$1,179,045 in Back Wages and Liquidated Damages to be Paid by Restaurant Chain for FLSA Violations

 
Friday, April 22, 2016
 

Investigators from the U.S. Department of Labor’s Wage and Hour Division, Columbia District Office, found that La Hacienda restaurants of Charleston, South Carolina and its owners violated overtime, minimum wage and recordkeeping provisions of the Fair Labor Standards Act at 13 establishments in the Charleston area. Specifically, the division found minimum wage violations of the FLSA that stemmed from the employer’s practice of requiring servers to give a percentage of their tips back to the employer, and requiring three servers to work for only tips. Under the FLSA, tips are the property of the employees who receive them; however, restaurant operators can benefit by claiming a credit, based on the tips, toward their obligation to pay those employees the full minimum wage. When an employer does not comply with the requirements to use the tip credit, the credit may be denied and the employer will be required to pay the full federal minimum wage, currently $7.25 per hour for all hours worked. The employer also required workers at some locations to purchase their uniforms, which reduced their earnings below the minimum wage. The division also found the employer failed to pay cooks, dishwashers and runners for all hours worked which resulted in these employees not earning minimum wage for all of their hours and not receiving time-and-one-half for their hours worked beyond 40 in a workweek. The employers failed to keep legally mandated time and attendance records.

On April 18, 2016, Judge C. Weston Houck, of the U.S. District Court for the District of South Carolina, Charleston Division, approved a consent judgment between the department and La Hacienda and its owners, Antonio Ayala and Jaime Tinoco. La Hacienda and its owners will pay a total of $1,179,045 to 119 employees, which includes $589,523 in back wages and an additional equal amount in liquidated damages for all affected employees who worked at any of the 13 restaurants from Aug. 13, 2011 to Dec. 13, 2014. The employers have agreed to comply with the FLSA. The investigation was litigated by the department’s Regional Office of the Solicitor in Atlanta.

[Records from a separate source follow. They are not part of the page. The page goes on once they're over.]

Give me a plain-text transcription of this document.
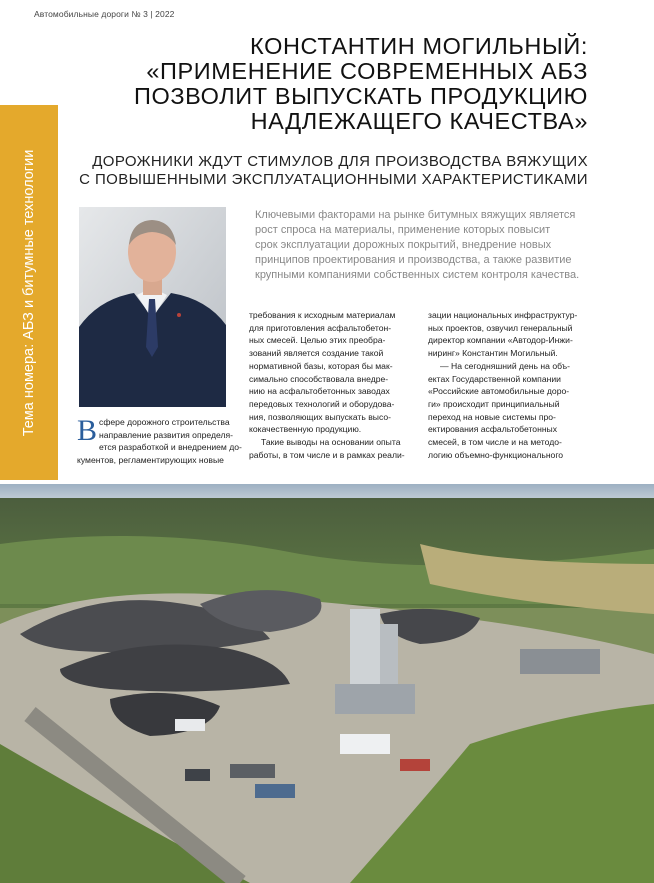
Автомобильные дороги № 3 | 2022
Тема номера: АБЗ и битумные технологии
КОНСТАНТИН МОГИЛЬНЫЙ:
«ПРИМЕНЕНИЕ СОВРЕМЕННЫХ АБЗ
ПОЗВОЛИТ ВЫПУСКАТЬ ПРОДУКЦИЮ
НАДЛЕЖАЩЕГО КАЧЕСТВА»
ДОРОЖНИКИ ЖДУТ СТИМУЛОВ ДЛЯ ПРОИЗВОДСТВА ВЯЖУЩИХ
С ПОВЫШЕННЫМИ ЭКСПЛУАТАЦИОННЫМИ ХАРАКТЕРИСТИКАМИ
Ключевыми факторами на рынке битумных вяжущих является
рост спроса на материалы, применение которых повысит
срок эксплуатации дорожных покрытий, внедрение новых
принципов проектирования и производства, а также развитие
крупными компаниями собственных систем контроля качества.
В сфере дорожного строительства
направление развития определя-
ется разработкой и внедрением до-
кументов, регламентирующих новые
требования к исходным материалам
для приготовления асфальтобетон-
ных смесей. Целью этих преобра-
зований является создание такой
нормативной базы, которая бы мак-
симально способствовала внедре-
нию на асфальтобетонных заводах
передовых технологий и оборудова-
ния, позволяющих выпускать высо-
кокачественную продукцию.
Такие выводы на основании опыта
работы, в том числе и в рамках реали-
зации национальных инфраструктур-
ных проектов, озвучил генеральный
директор компании «Автодор-Инжи-
ниринг» Константин Могильный.
— На сегодняшний день на объ-
ектах Государственной компании
«Российские автомобильные доро-
ги» происходит принципиальный
переход на новые системы про-
ектирования асфальтобетонных
смесей, в том числе и на методо-
логию объемно-функционального
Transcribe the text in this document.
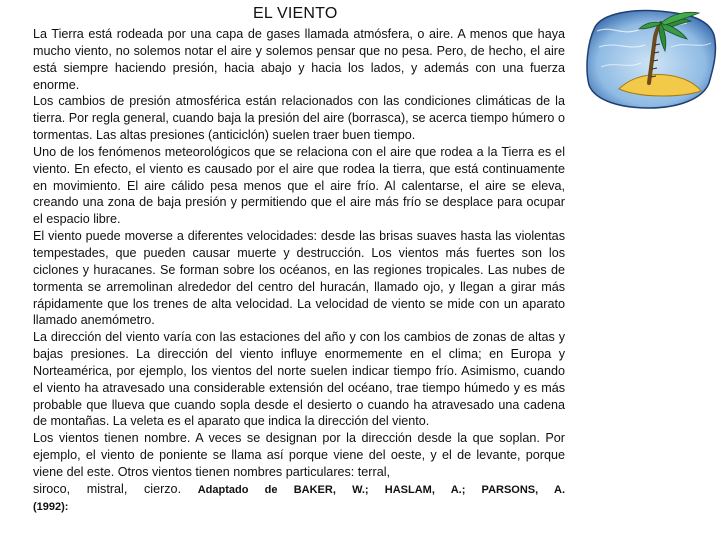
EL VIENTO

La Tierra está rodeada por una capa de gases llamada atmósfera, o aire. A menos que haya mucho viento, no solemos notar el aire y solemos pensar que no pesa. Pero, de hecho, el aire está siempre haciendo presión, hacia abajo y hacia los lados, y además con una fuerza enorme.

Los cambios de presión atmosférica están relacionados con las condiciones climáticas de la tierra. Por regla general, cuando baja la presión del aire (borrasca), se acerca tiempo húmero o tormentas. Las altas presiones (anticiclón) suelen traer buen tiempo.

Uno de los fenómenos meteorológicos que se relaciona con el aire que rodea a la Tierra es el viento. En efecto, el viento es causado por el aire que rodea la tierra, que está continuamente en movimiento. El aire cálido pesa menos que el aire frío. Al calentarse, el aire se eleva, creando una zona de baja presión y permitiendo que el aire más frío se desplace para ocupar el espacio libre.

El viento puede moverse a diferentes velocidades: desde las brisas suaves hasta las violentas tempestades, que pueden causar muerte y destrucción. Los vientos más fuertes son los ciclones y huracanes. Se forman sobre los océanos, en las regiones tropicales. Las nubes de tormenta se arremolinan alrededor del centro del huracán, llamado ojo, y llegan a girar más rápidamente que los trenes de alta velocidad. La velocidad de viento se mide con un aparato llamado anemómetro.

La dirección del viento varía con las estaciones del año y con los cambios de zonas de altas y bajas presiones. La dirección del viento influye enormemente en el clima; en Europa y Norteamérica, por ejemplo, los vientos del norte suelen indicar tiempo frío. Asimismo, cuando el viento ha atravesado una considerable extensión del océano, trae tiempo húmedo y es más probable que llueva que cuando sopla desde el desierto o cuando ha atravesado una cadena de montañas. La veleta es el aparato que indica la dirección del viento.

Los vientos tienen nombre. A veces se designan por la dirección desde la que soplan. Por ejemplo, el viento de poniente se llama así porque viene del oeste, y el de levante, porque viene del este. Otros vientos tienen nombres particulares: terral,

siroco, mistral, cierzo. Adaptado de BAKER, W.; HASLAM, A.; PARSONS, A.

(1992):
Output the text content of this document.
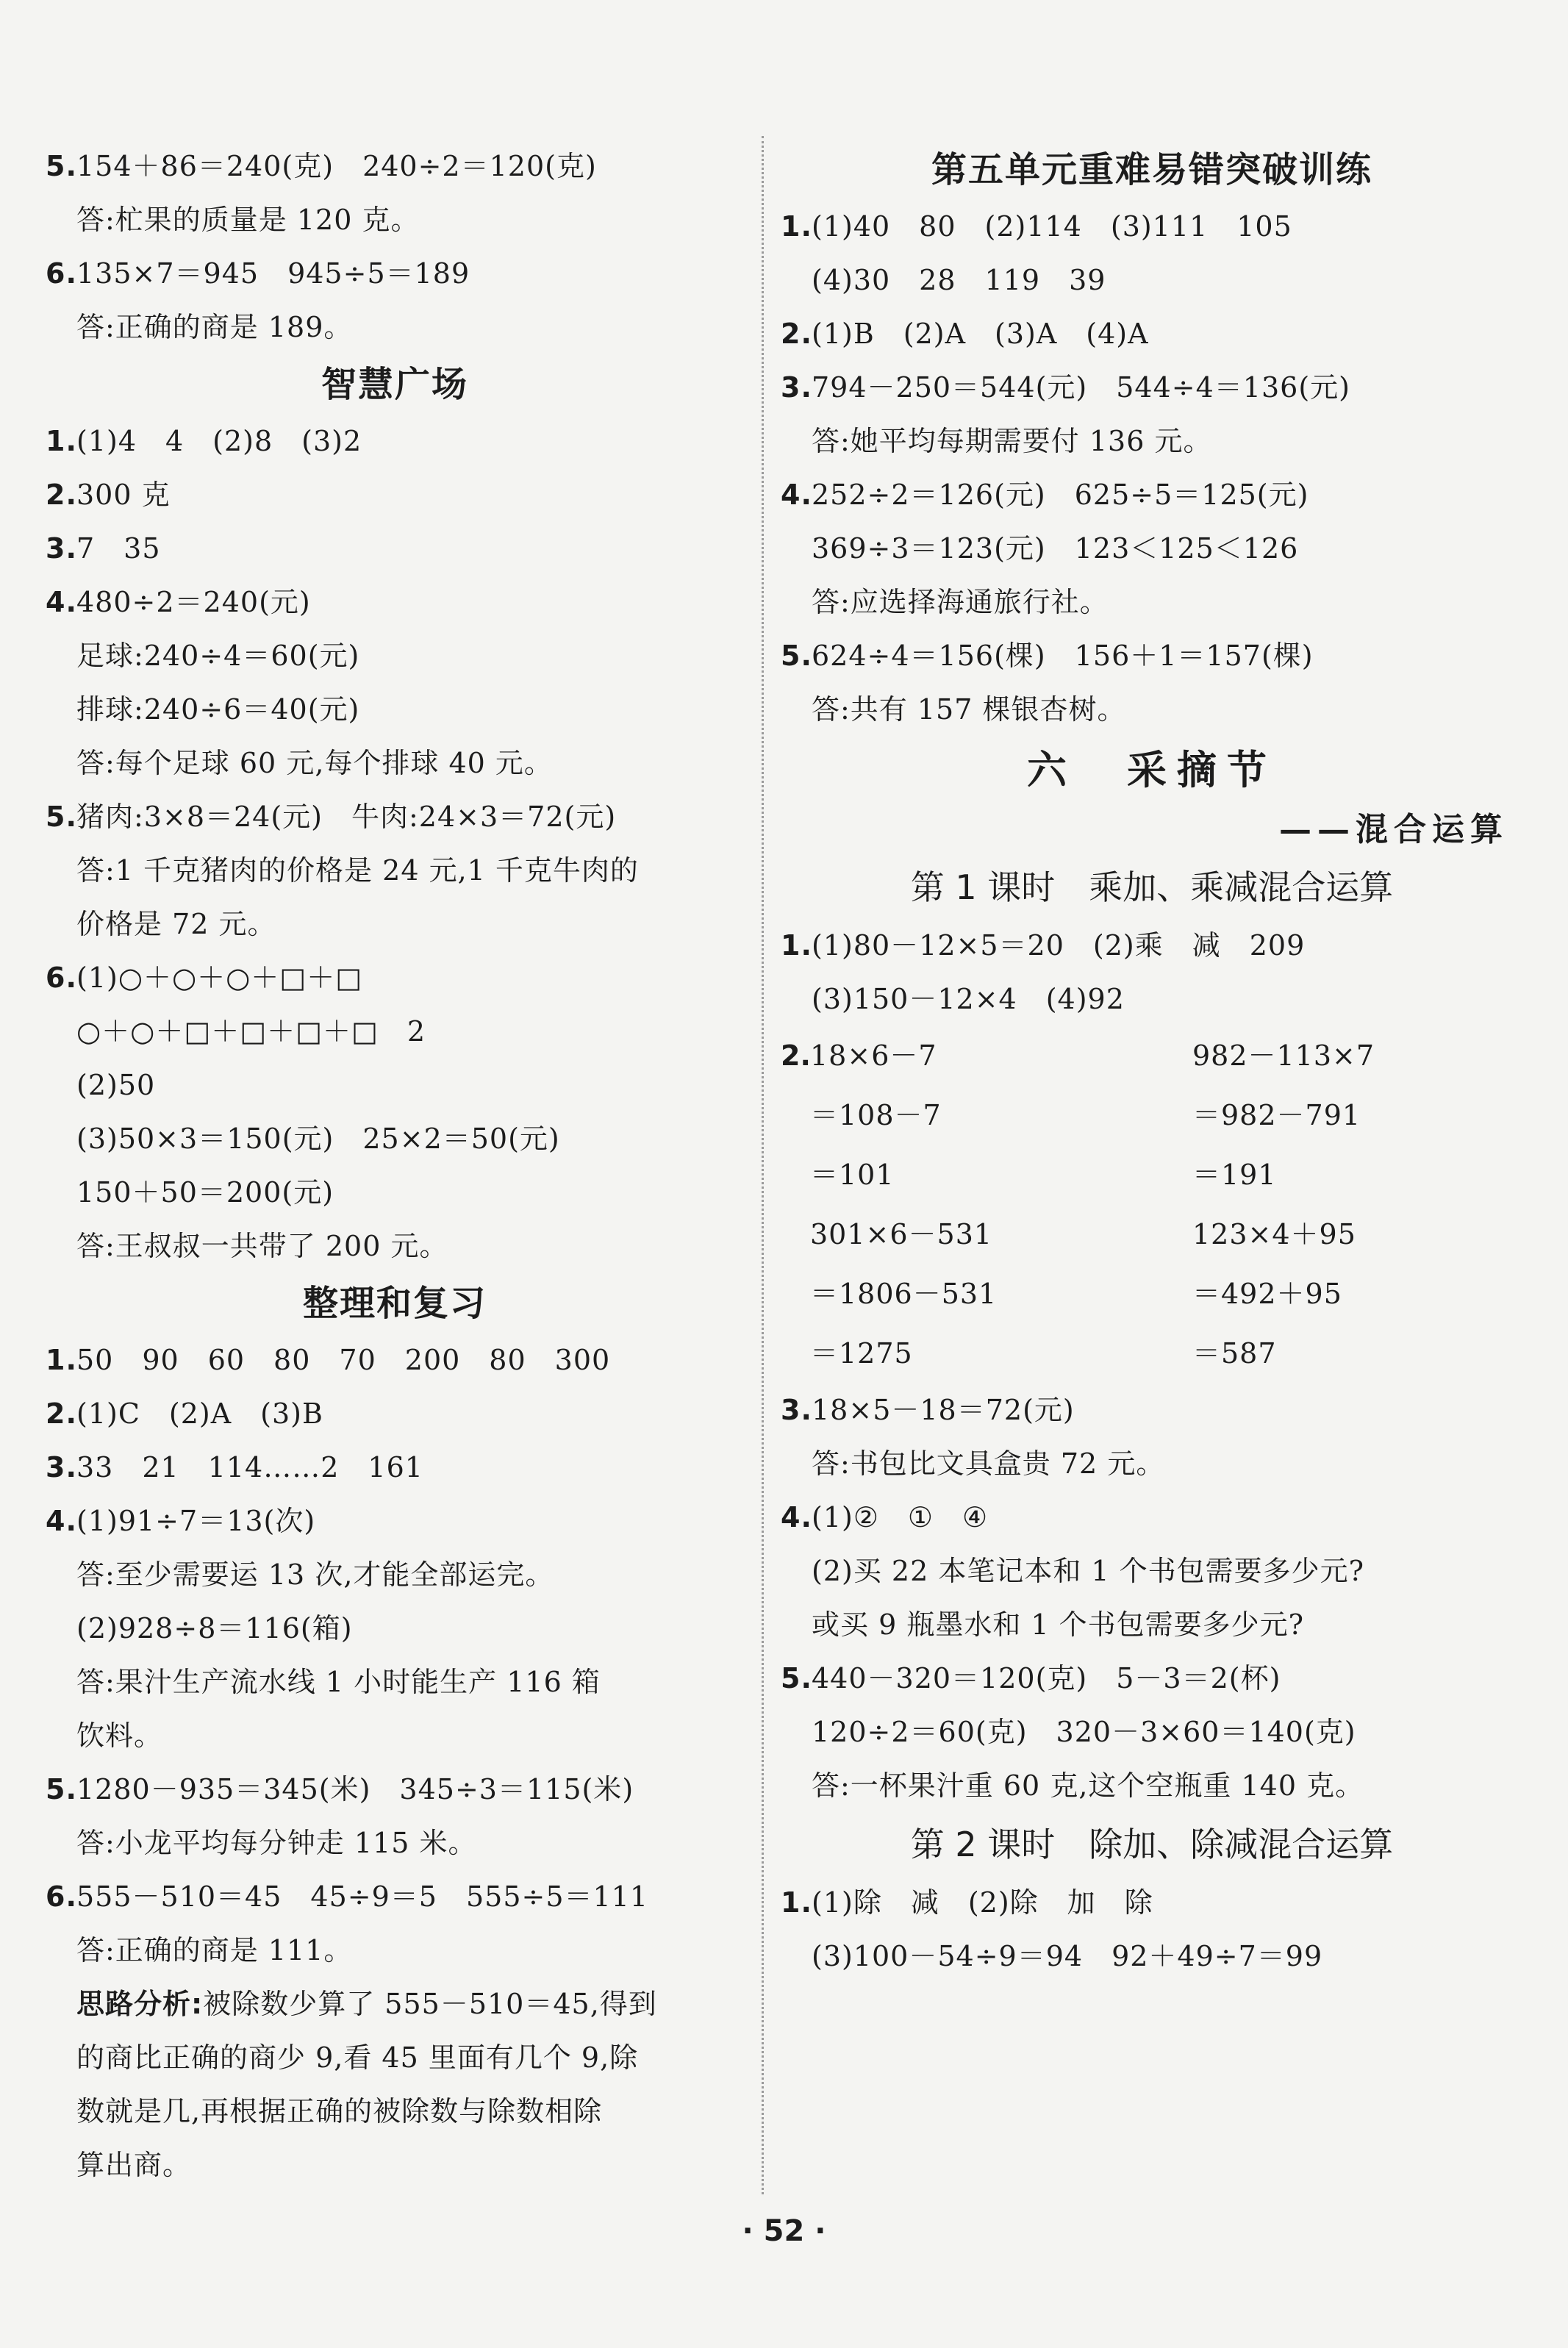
5.154＋86＝240(克)　240÷2＝120(克)
答:杧果的质量是 120 克。
6.135×7＝945　945÷5＝189
答:正确的商是 189。
智慧广场
1.(1)4　4　(2)8　(3)2
2.300 克
3.7　35
4.480÷2＝240(元)
足球:240÷4＝60(元)
排球:240÷6＝40(元)
答:每个足球 60 元,每个排球 40 元。
5.猪肉:3×8＝24(元)　牛肉:24×3＝72(元)
答:1 千克猪肉的价格是 24 元,1 千克牛肉的
价格是 72 元。
6.(1)○＋○＋○＋□＋□
○＋○＋□＋□＋□＋□　2
(2)50
(3)50×3＝150(元)　25×2＝50(元)
150＋50＝200(元)
答:王叔叔一共带了 200 元。
整理和复习
1.50　90　60　80　70　200　80　300
2.(1)C　(2)A　(3)B
3.33　21　114……2　161
4.(1)91÷7＝13(次)
答:至少需要运 13 次,才能全部运完。
(2)928÷8＝116(箱)
答:果汁生产流水线 1 小时能生产 116 箱
饮料。
5.1280－935＝345(米)　345÷3＝115(米)
答:小龙平均每分钟走 115 米。
6.555－510＝45　45÷9＝5　555÷5＝111
答:正确的商是 111。
思路分析:被除数少算了 555－510＝45,得到
的商比正确的商少 9,看 45 里面有几个 9,除
数就是几,再根据正确的被除数与除数相除
算出商。
第五单元重难易错突破训练
1.(1)40　80　(2)114　(3)111　105
(4)30　28　119　39
2.(1)B　(2)A　(3)A　(4)A
3.794－250＝544(元)　544÷4＝136(元)
答:她平均每期需要付 136 元。
4.252÷2＝126(元)　625÷5＝125(元)
369÷3＝123(元)　123＜125＜126
答:应选择海通旅行社。
5.624÷4＝156(棵)　156＋1＝157(棵)
答:共有 157 棵银杏树。
六　采摘节
——混合运算
第 1 课时　乘加、乘减混合运算
1.(1)80－12×5＝20　(2)乘　减　209
(3)150－12×4　(4)92
2. 18×6－7	982－113×7
＝108－7	＝982－791
＝101	＝191
301×6－531	123×4＋95
＝1806－531	＝492＋95
＝1275	＝587
3.18×5－18＝72(元)
答:书包比文具盒贵 72 元。
4.(1)②　①　④
(2)买 22 本笔记本和 1 个书包需要多少元?
或买 9 瓶墨水和 1 个书包需要多少元?
5.440－320＝120(克)　5－3＝2(杯)
120÷2＝60(克)　320－3×60＝140(克)
答:一杯果汁重 60 克,这个空瓶重 140 克。
第 2 课时　除加、除减混合运算
1.(1)除　减　(2)除　加　除
(3)100－54÷9＝94　92＋49÷7＝99
· 52 ·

Under the FLSA, when customers tip employees, restaurant operators can benefit by claiming a credit toward their obligation to pay those employees the full minimum wage. An employer that claims this tip credit is required to notify its employees of its intention to take a tip credit, and to pay a tipped employee not less than $2.13 per hour in direct wages. If an employee’s tips, when added to the wages paid directly by the employer, do not equal the federal minimum wage of $7.25 per hour the employer must make up the difference. The federal minimum wage of $7.25 per hour was last increased in 2009, and the minimum cash wage for tipped workers was last increased in 1991. Tips are the property of the employee who receives them. The FLSA also requires that employees receive time and one-half their regular rate of pay, including commissions, bonuses and incentive pay, for hours worked beyond 40 per week. Additionally, employers must maintain accurate time and payroll records.